«Cambiano i modelli, ma il nostro obiettivo rimane la soddisfazione del paziente»

Il direttore sociale dell'Asl, Lucas Maria Gutierrez, replica alle accuse dei sindacati di base sulla qualità della nuova Assistenza domiciliare integrata

«L’assistenza domiciliare non è stata mai privatizzata nè, tanto meno, esternalizzata. Abbiamo cambiato modello che oggi si ispira alla sussidiarietà». Lucas Maria Gutierrez, direttore sociale dell’Asl, respinge al mittente le accuse mosse dai rappresentanti sindacali interni che giorni fa avevano organizzato un presidio davanti ai cancelli dell’Azienda sanitaria denunciando il peggioramento di un servizio tanto importante per la cittadinanza. 
«Stiamo assistendo ad un cambiamento profondo del settore. Il Welfare ha adottato un modello che vede un maggior coordinamento tra i tanti soggetti chiamati ad erogare servizi alla cittadinanza: sanitari
e sociali. È una trasformazione che richiede i suoi tempi, anche perchè si tratta di modificare il modo di organizzare, gestire e coordinare i servizi. Colmiamo i "buchi" ed evitiamo gli sprechi. Siamo ancora in fase di rodaggio, ma ormai abbiamo avviato una serie di sperimentazioni che ci daranno nel giro di un certo tempo le risposte per agire al meglio sul territorio».
Sull’ADI (Assistenza domiciliare integrata) il rodaggio può definirsi concluso. A nove mesi dall’inizio dei "Voucher" si possono tirare le fila, chiarendo anche le lamentele del personale dipendente un tempo in prima linea al fianco dei pazienti: «Innanzitutto – spiega il direttore sociale – chiariamo che l’Asl aveva chiesto inizialmente di essere accreditata per continuare ad erogare le prestazioni  tradizionalmente di sua competenza. Ma queste, però, venivano assicurate non solo dal proprio personale, ma anche da società esterne che assicuravano figure professionali che non avevamo, vedi fisioterapisti, o turni di lavoro che i nostri non potevano sostenere, week end o notturni. Con l’ingresso dei voucher e dei pattanti, non abbiamo più potuto continuare a sostenere quel ruolo non avendo i requisiti. Il nostro personale infermieristico è stato spostato alla gestione e al controllo: si reca dal paziente e, con l’aiuto del medico di medicina generale, fa il piano di assistenza. Quindi valuta successivamente se il progetto sta procedendo nella direzione corretta».
Una sola visita, quindi, dovrebbe bastare al valutatore, per capire come si sta procedendo: «Non dimentichiamo il ruolo fondamentale che ricopre il medico di medicina generale. È lui il vero perno attorno a cui gira questo modello. È lui che dà il primo giudizio di merito. Il personale infermieristico dei pattanti, è bene sottolineare, è iscritto all’albo, il rapporto con la società di riferimento è regolato dalla legge vigente, quindi non è possibile che ci siano "doppiolavoristi" o personale non qualificato».
«L’Asl di Varese è stata coraggiosa. Ha voluto un modello fortemente centralizzato, perché affida all’ente pubblico la gestione intera del rapporto.
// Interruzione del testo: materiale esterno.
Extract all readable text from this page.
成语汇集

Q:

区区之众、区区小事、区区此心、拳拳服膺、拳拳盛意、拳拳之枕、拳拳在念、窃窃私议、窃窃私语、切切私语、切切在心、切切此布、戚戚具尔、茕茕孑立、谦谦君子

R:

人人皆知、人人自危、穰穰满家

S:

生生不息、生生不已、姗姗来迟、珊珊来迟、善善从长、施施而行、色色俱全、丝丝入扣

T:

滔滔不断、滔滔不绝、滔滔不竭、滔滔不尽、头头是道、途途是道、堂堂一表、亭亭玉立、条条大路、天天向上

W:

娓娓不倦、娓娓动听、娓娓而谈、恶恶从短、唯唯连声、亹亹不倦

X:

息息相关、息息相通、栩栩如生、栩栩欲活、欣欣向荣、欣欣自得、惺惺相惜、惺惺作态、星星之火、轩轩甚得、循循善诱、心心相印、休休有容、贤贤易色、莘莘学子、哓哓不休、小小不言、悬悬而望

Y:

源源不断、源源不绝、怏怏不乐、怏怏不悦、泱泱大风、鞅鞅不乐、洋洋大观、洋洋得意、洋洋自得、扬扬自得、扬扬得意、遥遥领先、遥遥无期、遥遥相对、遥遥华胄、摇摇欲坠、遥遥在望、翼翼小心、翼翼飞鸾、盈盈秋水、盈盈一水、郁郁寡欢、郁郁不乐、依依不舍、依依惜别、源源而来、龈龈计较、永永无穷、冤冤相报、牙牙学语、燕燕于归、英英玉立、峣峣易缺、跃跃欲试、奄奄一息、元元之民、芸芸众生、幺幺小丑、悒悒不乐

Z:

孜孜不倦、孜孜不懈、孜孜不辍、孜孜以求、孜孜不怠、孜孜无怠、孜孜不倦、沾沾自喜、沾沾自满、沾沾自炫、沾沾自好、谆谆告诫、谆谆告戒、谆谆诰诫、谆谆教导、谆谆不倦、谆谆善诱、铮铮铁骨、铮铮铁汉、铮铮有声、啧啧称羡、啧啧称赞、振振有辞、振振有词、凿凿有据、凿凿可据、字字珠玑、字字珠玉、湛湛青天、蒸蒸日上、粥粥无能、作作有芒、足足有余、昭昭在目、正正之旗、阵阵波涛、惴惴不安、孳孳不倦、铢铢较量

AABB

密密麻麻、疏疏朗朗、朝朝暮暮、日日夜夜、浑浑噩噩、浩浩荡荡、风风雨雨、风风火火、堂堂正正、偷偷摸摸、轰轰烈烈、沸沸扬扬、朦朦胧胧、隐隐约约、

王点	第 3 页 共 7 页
I continui controlli, ma anche la possibilità per il paziente di rivolgersi in ogni momento ai nostri distretti è una garanzia perché gli standard qualitativi rimangano sempre elevati. La nostra ultima ricerca del livello di soddisfazione da parte di tutti, e sottolineo tutti, i pazienti in carico ha dimostrato che stiamo procedendo nella giusta direzione».

Il nuovo modello di assistenza prevede che i pazienti ricevano sostengo a trecentosessanta gradi, coinvolgendo figure differenti in grado di fornire servizi sanitari ma anche socioassistenziali : «I pazienti sono accompagnati in un percorso integrato, dove ogni figura entra organicamente nel cammino. Non si assiste più a una rigida divisione di compiti e competenze. E questo può solo fare del bene al paziente. Inoltre, per i casi più delicati, abbiamo cercato di mantenere la continuità assistenziale con il personale esterno che già prima si occupava del caso». 
«Indubbiamente non è un modello perfetto. Tutto è perfettibile. Ma secondo noi oggi il procedimento di voucherizzazione ha innovato positivamente in materia. Anche in tema di contributi, non è vero che ci sono le fasce prestabilite e tutto finisce lì. Noi, ad esempio, abbiamo preventivato dei casi "complex" dove la gravità della situaizone ci porta ad avviare una macchina che coinvolge più figure professionali, più volte al giorno, con costi lungamente al di sopra delle cifre indicate. Noi non ci tiriamo mai indietro. Il nostro obiettivo è rispondere al bisogno della gente».